Si on prend l'ensemble de temples khmers de
Preah Vihear, la ligne de partage des eaux passent entre plusieurs section des temples : on en trouve une partie au sud de cette ligne (côté cambodgien) et une autre au nord (côté thaïlandais si la frontière avait respecté exactement la géographie) ! C'est facilement visible sur Google Earth où on a l'altitude indiquée pour chaque pixel. Idéalement, il faudrait alors laisser accès au temple des deux côtés, un accès par pays.
Je rappelle tout de même que
Preah Vihear est sacré pour les khmers (plus de 90% de la population cambodgienne, descendants directs des bâtisseurs de ces temples) alors qu'il ne présente qu'un aspect touristique pour les thaïs, dont beaucoup de nationalistes affirment maintenant que ce sont leurs ancêtres qui l'ont construit (ils s'inventent une parenté avec un peuple fictif, les khoms, qui auraient mis les khmers en esclavage pour leur construire les temples d'
Angkor et temples plus éloignés comme
Preah Vihear 
), quand bien même les thaïs étaient encore dans le sud de la
Chine au moment où les khmers construisaient le
prasat Preah Vihear et les autres temples de la région !

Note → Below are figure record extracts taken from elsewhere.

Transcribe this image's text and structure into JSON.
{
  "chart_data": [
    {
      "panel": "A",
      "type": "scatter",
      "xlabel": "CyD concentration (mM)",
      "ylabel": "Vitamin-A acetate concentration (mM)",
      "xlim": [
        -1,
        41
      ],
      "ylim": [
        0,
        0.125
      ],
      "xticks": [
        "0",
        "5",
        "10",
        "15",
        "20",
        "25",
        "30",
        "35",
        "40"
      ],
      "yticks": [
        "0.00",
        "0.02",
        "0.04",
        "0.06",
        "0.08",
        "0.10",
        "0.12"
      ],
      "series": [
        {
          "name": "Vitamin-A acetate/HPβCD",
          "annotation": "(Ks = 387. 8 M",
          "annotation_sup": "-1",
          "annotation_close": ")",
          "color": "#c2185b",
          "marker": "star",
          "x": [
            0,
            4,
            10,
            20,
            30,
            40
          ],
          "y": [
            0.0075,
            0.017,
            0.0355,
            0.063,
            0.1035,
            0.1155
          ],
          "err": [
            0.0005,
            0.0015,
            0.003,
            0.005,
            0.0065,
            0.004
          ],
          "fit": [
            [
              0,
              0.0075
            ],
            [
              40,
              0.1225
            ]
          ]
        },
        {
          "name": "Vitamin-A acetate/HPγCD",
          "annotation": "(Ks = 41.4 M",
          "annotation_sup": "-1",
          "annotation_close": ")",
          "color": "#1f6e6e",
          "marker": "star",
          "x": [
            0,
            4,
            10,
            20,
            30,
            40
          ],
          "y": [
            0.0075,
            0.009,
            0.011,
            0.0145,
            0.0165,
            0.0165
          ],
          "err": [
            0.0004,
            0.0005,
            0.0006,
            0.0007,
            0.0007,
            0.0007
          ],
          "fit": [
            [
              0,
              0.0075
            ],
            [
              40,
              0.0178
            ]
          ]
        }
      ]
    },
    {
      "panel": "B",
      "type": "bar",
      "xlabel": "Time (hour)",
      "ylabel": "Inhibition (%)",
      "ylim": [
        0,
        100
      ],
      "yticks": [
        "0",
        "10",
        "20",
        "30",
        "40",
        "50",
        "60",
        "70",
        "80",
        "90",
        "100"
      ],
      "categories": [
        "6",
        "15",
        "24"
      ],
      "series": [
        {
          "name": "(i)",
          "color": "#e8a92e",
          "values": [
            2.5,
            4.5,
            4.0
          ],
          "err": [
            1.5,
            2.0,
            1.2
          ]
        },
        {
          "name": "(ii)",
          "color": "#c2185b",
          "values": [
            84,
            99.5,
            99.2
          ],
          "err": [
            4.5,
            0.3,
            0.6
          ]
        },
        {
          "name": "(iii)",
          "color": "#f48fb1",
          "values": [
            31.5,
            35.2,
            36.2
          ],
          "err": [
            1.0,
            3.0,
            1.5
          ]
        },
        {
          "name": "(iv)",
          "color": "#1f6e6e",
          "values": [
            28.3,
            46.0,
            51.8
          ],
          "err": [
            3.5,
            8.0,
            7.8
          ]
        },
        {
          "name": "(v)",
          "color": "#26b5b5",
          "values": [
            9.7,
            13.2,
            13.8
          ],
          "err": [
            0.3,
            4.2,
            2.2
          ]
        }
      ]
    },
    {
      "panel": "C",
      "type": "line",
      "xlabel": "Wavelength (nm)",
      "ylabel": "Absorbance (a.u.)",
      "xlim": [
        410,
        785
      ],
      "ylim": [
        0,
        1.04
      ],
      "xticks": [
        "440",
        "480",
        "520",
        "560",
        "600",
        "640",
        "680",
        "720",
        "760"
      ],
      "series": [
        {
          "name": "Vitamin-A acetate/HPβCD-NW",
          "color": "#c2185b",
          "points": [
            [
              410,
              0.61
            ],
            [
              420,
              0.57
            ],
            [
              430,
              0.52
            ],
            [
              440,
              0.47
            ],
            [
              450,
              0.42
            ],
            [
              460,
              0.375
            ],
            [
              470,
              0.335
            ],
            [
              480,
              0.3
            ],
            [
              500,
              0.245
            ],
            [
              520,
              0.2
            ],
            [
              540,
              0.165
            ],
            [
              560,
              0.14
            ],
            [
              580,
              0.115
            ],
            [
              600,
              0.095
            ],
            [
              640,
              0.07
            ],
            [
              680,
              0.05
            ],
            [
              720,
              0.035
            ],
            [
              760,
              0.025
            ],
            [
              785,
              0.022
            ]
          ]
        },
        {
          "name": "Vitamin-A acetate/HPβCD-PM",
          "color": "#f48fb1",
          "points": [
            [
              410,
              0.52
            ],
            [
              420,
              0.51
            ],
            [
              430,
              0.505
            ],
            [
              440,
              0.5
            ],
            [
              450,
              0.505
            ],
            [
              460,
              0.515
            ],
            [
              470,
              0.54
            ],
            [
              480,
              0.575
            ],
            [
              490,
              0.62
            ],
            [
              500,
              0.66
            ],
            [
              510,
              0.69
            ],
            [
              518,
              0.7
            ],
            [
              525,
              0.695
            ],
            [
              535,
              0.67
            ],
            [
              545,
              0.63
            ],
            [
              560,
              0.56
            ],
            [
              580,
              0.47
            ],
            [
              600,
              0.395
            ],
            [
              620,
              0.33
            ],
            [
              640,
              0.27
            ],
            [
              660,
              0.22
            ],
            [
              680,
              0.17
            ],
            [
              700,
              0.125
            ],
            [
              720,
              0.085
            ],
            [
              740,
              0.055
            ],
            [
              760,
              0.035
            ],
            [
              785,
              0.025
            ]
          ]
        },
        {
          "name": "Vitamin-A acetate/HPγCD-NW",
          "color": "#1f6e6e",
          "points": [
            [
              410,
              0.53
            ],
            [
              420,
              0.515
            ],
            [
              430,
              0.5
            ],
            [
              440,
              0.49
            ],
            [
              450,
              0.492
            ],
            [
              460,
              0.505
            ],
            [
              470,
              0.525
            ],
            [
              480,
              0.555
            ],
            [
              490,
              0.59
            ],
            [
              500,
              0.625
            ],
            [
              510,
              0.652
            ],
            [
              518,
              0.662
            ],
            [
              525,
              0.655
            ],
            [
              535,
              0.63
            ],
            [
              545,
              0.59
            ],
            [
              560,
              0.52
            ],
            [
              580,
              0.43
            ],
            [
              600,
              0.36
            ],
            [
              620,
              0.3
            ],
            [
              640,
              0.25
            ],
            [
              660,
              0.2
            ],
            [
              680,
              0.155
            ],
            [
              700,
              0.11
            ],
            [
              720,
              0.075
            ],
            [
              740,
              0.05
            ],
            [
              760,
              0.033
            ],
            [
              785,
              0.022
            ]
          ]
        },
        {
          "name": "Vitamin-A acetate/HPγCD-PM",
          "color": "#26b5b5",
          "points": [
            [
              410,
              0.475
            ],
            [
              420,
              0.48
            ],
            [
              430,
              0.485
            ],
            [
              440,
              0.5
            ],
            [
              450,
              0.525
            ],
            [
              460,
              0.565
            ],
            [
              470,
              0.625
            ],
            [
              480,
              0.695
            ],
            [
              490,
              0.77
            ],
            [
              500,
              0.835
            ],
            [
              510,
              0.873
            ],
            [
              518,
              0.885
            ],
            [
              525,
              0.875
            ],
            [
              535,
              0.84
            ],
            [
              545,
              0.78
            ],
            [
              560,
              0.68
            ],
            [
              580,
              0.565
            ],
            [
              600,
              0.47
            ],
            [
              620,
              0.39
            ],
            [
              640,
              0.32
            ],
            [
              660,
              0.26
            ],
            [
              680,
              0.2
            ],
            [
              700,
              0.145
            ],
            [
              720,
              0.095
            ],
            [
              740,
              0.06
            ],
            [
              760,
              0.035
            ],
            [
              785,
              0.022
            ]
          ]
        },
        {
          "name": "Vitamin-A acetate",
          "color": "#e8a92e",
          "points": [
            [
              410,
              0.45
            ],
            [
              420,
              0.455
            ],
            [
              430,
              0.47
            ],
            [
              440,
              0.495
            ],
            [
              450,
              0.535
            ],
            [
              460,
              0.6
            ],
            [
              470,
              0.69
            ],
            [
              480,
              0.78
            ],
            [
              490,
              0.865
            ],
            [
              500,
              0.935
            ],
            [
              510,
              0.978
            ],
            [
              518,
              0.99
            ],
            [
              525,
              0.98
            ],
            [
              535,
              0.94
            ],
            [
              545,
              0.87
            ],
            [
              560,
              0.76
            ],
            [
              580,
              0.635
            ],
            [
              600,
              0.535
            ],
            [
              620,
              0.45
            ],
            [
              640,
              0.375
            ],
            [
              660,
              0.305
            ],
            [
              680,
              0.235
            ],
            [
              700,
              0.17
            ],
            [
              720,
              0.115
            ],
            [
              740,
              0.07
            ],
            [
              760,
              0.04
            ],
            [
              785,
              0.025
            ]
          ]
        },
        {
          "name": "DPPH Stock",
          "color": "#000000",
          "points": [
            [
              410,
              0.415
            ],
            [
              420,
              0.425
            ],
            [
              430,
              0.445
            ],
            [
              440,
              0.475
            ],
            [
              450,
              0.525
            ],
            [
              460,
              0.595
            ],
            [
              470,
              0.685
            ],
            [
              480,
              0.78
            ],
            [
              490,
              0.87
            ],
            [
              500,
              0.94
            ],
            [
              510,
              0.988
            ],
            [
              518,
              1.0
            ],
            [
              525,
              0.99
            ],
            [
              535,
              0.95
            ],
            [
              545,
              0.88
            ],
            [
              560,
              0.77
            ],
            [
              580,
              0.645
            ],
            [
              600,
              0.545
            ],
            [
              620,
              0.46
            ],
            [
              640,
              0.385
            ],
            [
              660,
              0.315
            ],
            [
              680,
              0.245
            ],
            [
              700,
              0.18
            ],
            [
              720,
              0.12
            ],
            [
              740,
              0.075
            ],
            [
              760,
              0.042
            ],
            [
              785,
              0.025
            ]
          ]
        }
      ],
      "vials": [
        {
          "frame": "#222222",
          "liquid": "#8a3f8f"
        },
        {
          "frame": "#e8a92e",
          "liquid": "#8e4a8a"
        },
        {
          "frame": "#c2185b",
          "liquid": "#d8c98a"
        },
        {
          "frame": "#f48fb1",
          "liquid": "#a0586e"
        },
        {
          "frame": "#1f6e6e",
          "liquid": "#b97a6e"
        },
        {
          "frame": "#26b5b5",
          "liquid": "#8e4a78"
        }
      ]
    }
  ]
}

Bref, on n'est pas sortis de l'auberge par rapport à cette frontière !
A noter aussi que les temples frontaliers, dont
Preah Vihear, ont été fortement endommagés par les bombardements de l'armée thaïlandaise des derniers jours, en plus des dégâts déjà créés en juillet. Il faudra malheureusement un bon moment, après un accord sur la frontière, avant que les temples soient remis en état et à nouveau ouverts au publics.
Pour l'instant, les combats se limitent aux provinces frontalières, donc pas de danger plus à l'intérieur du pays, mais des frappes profondes ont été effectuées par l'armée thaïlandaise (un pont a été endommagé ce matin, apparemment dans la province de
Siem Reap qui n'est pas frontalière contrairement à ce qu'indique le communiqué de l'ambassade, même si le nom du pont me le place près d'Anlong Veng, province d'Oddar Meanchey, sur Google maps). Donc restez bien informés car, bien qu'il n'y ait pour l'instant aucun danger au niveau de la ville de
Siem Reap et des temples d'
Angkor, où des milliers de touristes sont présents en ce moment-même, les frappes peuvent affecter le nord de la province.